Giving hope to persecuted Christians since 1995
Select Page

What Is Driving Christians Out of the Middle East?

By Dana Kennedy

10/13/2010 Middle East (AOL News) – Christians are fleeing the birthplace of Christianity in the Middle East, and the Israeli-Palestinian conflict may be to blame, according to regional bishops summoned to the Vatican this week to reverse the troubling trend.

Melkite Patriarch Gregory III of Damascus, Syria, said at the gathering that Christian emigration is “among the most dangerous effects of the Israeli-Palestinian conflict.”

He predicted that the Christian exodus will turn Arab society into “a society with only one color, a society uniquely Muslim,” the Catholic News Service reported.

Pope Benedict XVI called the two-week synod this week out of alarm over the dwindling population of Christians in a region that holds Christianity’s holiest sites.

Two Muslim imams and a rabbi will address the 185 bishops from the Middle East taking part in the synod.

The synod’s “working document” singled out Israel’s occupation of Palestinian territories as a crucial factor for why Palestinian Christians feel so beleaguered and are apt to leave, The Associated Press reported.

Palestinian Christians are dependent on Israel for permission to enter holy sites located within Israel proper.

A few bishops also blamed radical Islamic extremists for the exodus of Christians from the Middle East.

Syrian Catholic Archbishop Basile Casmoussa of Mosul, Iraq, said that “waves of terrorism inspired by religious ideologies” as well as a decreasing Christian birthrate and an increasing Muslim birthrate are key reasons Christians are losing ground in the Middle East.

Iraq’s Catholic population dropped from 2.89 percent of the country in 1980 to 0.89 percent last year.

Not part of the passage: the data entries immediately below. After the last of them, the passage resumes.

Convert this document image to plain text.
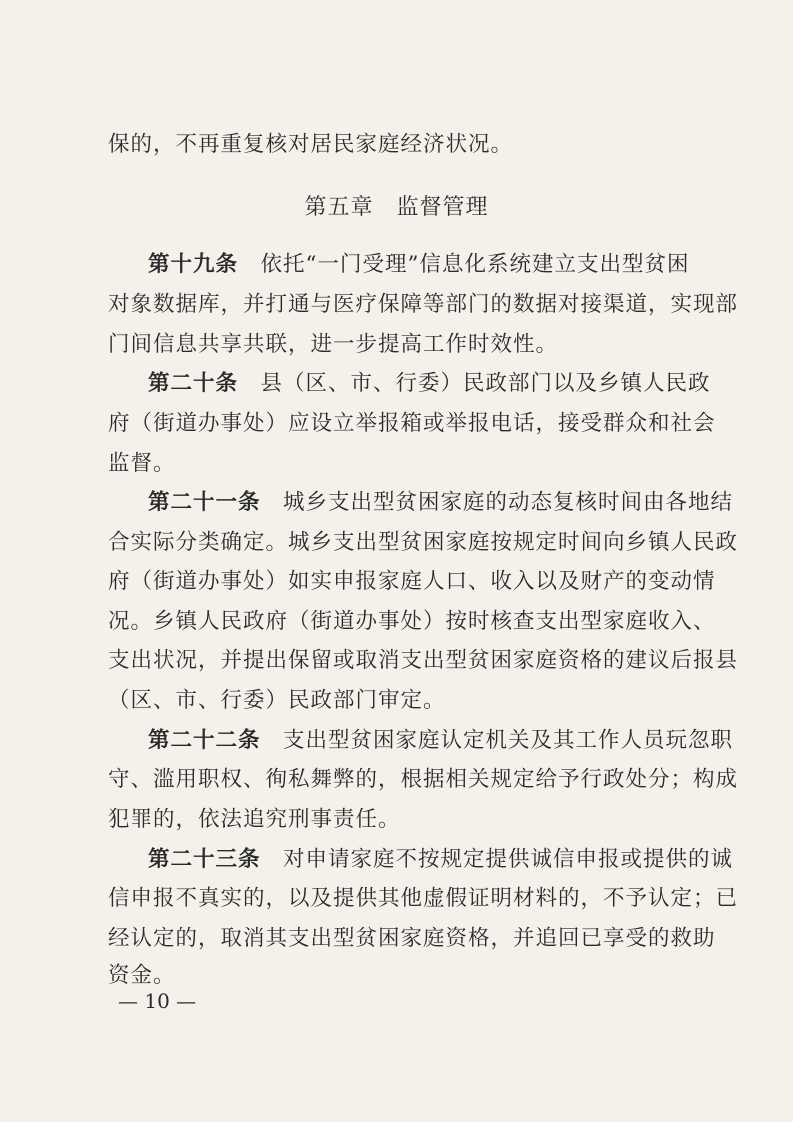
保的，不再重复核对居民家庭经济状况。
第五章　监督管理
第十九条　 依托“一门受理”信息化系统建立支出型贫困
对象数据库，并打通与医疗保障等部门的数据对接渠道，实现部
门间信息共享共联，进一步提高工作时效性。
第二十条　 县（区、市、行委）民政部门以及乡镇人民政
府（街道办事处）应设立举报箱或举报电话，接受群众和社会
监督。
第二十一条　 城乡支出型贫困家庭的动态复核时间由各地结
合实际分类确定。城乡支出型贫困家庭按规定时间向乡镇人民政
府（街道办事处）如实申报家庭人口、收入以及财产的变动情
况。乡镇人民政府（街道办事处）按时核查支出型家庭收入、
支出状况，并提出保留或取消支出型贫困家庭资格的建议后报县
（区、市、行委）民政部门审定。
第二十二条　 支出型贫困家庭认定机关及其工作人员玩忽职
守、滥用职权、徇私舞弊的，根据相关规定给予行政处分；构成
犯罪的，依法追究刑事责任。
第二十三条　 对申请家庭不按规定提供诚信申报或提供的诚
信申报不真实的，以及提供其他虚假证明材料的，不予认定；已
经认定的，取消其支出型贫困家庭资格，并追回已享受的救助
资金。
— 10 —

The share of Catholics in Israel’s population decreased from 3.8 percent in 1980 to 1.82 percent last year.

Patriarch Gregory III, Damascus archbishop of the Greek-Melkites, an Eastern Rite church that answers to Rome, said extremist groups like Hamas and Hezbollah stemmed from the Israeli-Palestinian conflict.

“Should the East be emptied of its Christians,” he said, “this would mean that any occasion would be propitious for a new clash of cultures, of civilizations and even of religions, a destructive clash between the Muslim Arab East and the Christian West.”